Он сидел вместе со всеми, потягивал остывший кофе, участвовал в разговоре и все-таки не испытывал ощущения собственного присутствия здесь, в квартире Антона. Мысленно он уже выходил на сцену, видел таинственный, тревожащий черный провал зрительного зала, слышал оркестр и даже суфлера Горловского, старательно произносящего, а вернее, выпевающего начальные фразы арии.

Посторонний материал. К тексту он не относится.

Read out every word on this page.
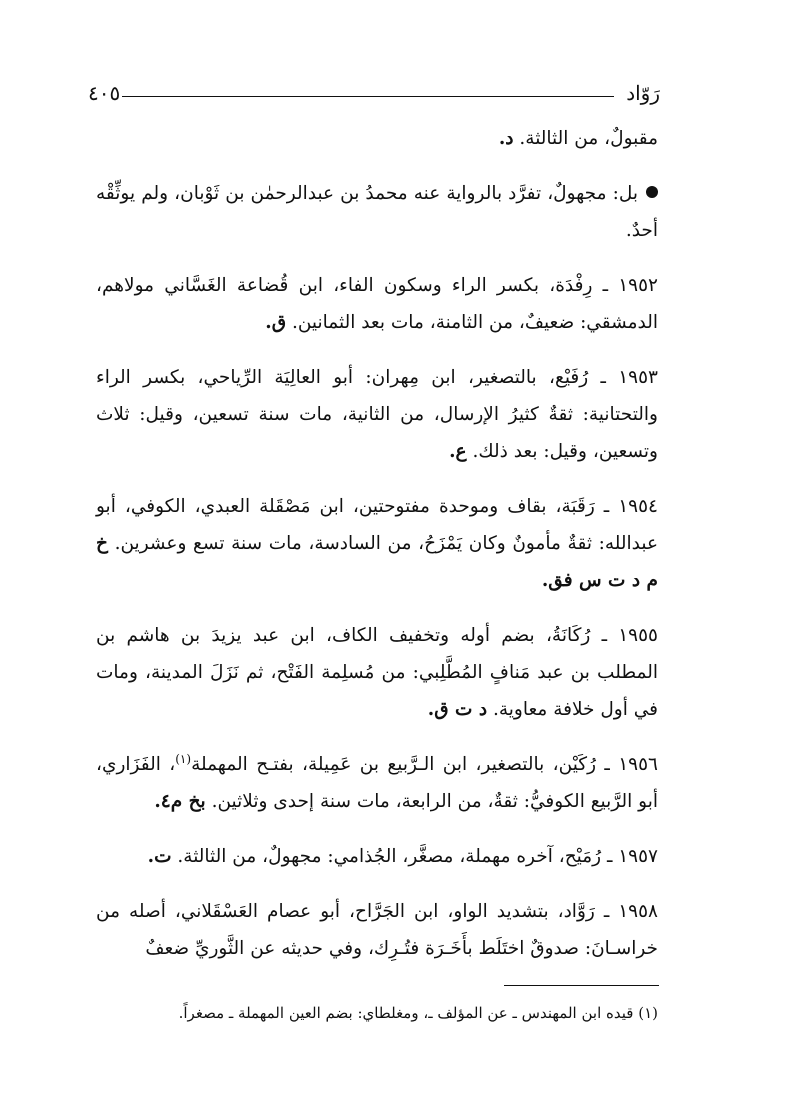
٤٠٥	رَوّاد

مقبولٌ، من الثالثة. د.

بل: مجهولٌ، تفرَّد بالرواية عنه محمدُ بن عبدالرحمٰن بن ثَوْبان، ولم يوثِّقْه أحدٌ.

١٩٥٢ ـ رِفْدَة، بكسر الراء وسكون الفاء، ابن قُضاعة الغَسَّاني مولاهم، الدمشقي: ضعيفٌ، من الثامنة، مات بعد الثمانين. ق.

١٩٥٣ ـ رُفَيْع، بالتصغير، ابن مِهران: أبو العالِيَة الرِّياحي، بكسر الراء والتحتانية: ثقةٌ كثيرُ الإرسال، من الثانية، مات سنة تسعين، وقيل: ثلاث وتسعين، وقيل: بعد ذلك. ع.

١٩٥٤ ـ رَقَبَة، بقاف وموحدة مفتوحتين، ابن مَصْقَلة العبدي، الكوفي، أبو عبدالله: ثقةٌ مأمونٌ وكان يَمْزَحُ، من السادسة، مات سنة تسع وعشرين. خ م د ت س فق.

١٩٥٥ ـ رُكَانَةُ، بضم أوله وتخفيف الكاف، ابن عبد يزيدَ بن هاشم بن المطلب بن عبد مَنافٍ المُطَّلِبي: من مُسلِمة الفَتْح، ثم نَزَلَ المدينة، ومات في أول خلافة معاوية. د ت ق.

١٩٥٦ ـ رُكَيْن، بالتصغير، ابن الـرَّبيع بن عَمِيلة، بفتـح المهملة$^{(١)}$، الفَزَاري، أبو الرَّبيع الكوفيُّ: ثقةٌ، من الرابعة، مات سنة إحدى وثلاثين. بخ م٤.

١٩٥٧ ـ رُمَيْح، آخره مهملة، مصغَّر، الجُذامي: مجهولٌ، من الثالثة. ت.

١٩٥٨ ـ رَوَّاد، بتشديد الواو، ابن الجَرَّاح، أبو عصام العَسْقَلاني، أصله من خراسـانَ: صدوقٌ اختَلَط بأَخَـرَة فتُـرِك، وفي حديثه عن الثَّوريِّ ضعفٌ

(١) قيده ابن المهندس ـ عن المؤلف ـ، ومغلطاي: بضم العين المهملة ـ مصغراً.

Геннадий всегда знал текст, и его раздражал вечно потный, с жирным, мясистым лицом и мокрыми, собранными в трубочку губами Горловский. И сейчас мысленно Геннадий демонстративно отвернулся от суфлера, уловил вступительные такты и запел — широко, свободно, будто летящим на крыльях голосом. И отчетливо услышал интонации, тембр, силу Антонова баритона, И как ни старался освободиться от него, как ни желал услышать свой собственный, настойчиво звучал в его ушах голос Антона Смолина.
Геннадий сделал усилие, и зрительный зал, светящаяся оркестровая яма, мокрые губы Горловского, нервная дирижерская палочка — все исчезло, и только безграничный и властный голос звучал и звучал, вселяя в Геннадия суеверный, назойливый страх, наполняя его неуверенностью и все тем же, не покидающим ни на миг чувством собственной виноватости.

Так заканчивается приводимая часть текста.